FY26 HIFU Revenue$50.0 - $54.0 million

Decelerating. The guidance implies 34% to 45% YoY growth. While strong in absolute terms, this is a deceleration from the massive 78% growth posted in Q1, indicating management expects tougher comparisons and potentially lumpier capital sales in the back half of the year.

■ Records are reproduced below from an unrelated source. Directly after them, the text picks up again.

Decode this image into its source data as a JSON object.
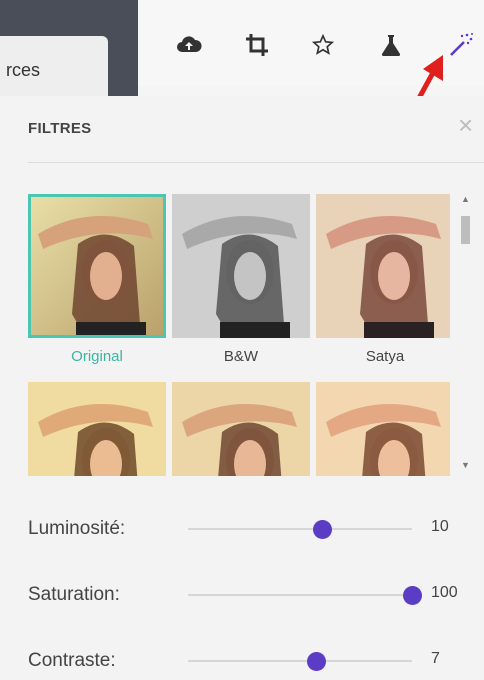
{
  "tab": {
    "label": "rces"
  },
  "panel": {
    "title": "FILTRES",
    "close_glyph": "×"
  },
  "toolbar": {
    "icons": [
      "cloud-upload-icon",
      "crop-icon",
      "star-icon",
      "flask-icon",
      "magic-wand-icon"
    ]
  },
  "filters": [
    {
      "name": "Original",
      "selected": true
    },
    {
      "name": "B&W",
      "selected": false
    },
    {
      "name": "Satya",
      "selected": false
    }
  ],
  "sliders": [
    {
      "label": "Luminosité:",
      "value": "10",
      "fraction": 0.6
    },
    {
      "label": "Saturation:",
      "value": "100",
      "fraction": 1.0
    },
    {
      "label": "Contraste:",
      "value": "7",
      "fraction": 0.57
    }
  ],
  "colors": {
    "accent": "#4bc6b3",
    "knob": "#5b3cc4",
    "arrow": "#e0201c"
  }
}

FY26 Non-Core Business Revenue$22.0 - $26.0 million

Decelerating. Reflects the continued structural wind-down of legacy operations.

Key Questions

Capital Runway Timeline

With only $15.0M in cash and a quarterly operating cash burn of $5.7M, what is the exact timeline and preferred structure for the next capital injection? Is the EIB facility fully drawn?

Path to Profitability

Despite 78% core growth and expanding gross margins, operating losses worsened. At what annualized HIFU revenue run-rate do you expect SG&A to scale and operating leverage to finally turn positive?

Procedure Surge Drivers

U.S. procedures grew 53% YoY. How much of this was a temporary flush of patients previously backlogged by Medicare Advantage pre-authorization delays versus sustained, organic new demand?

Tariff Mitigation

With ongoing uncertainty around global trade, what concrete steps are being taken to mitigate tariff exposure on systems assembled in France and exported to your largest growth market?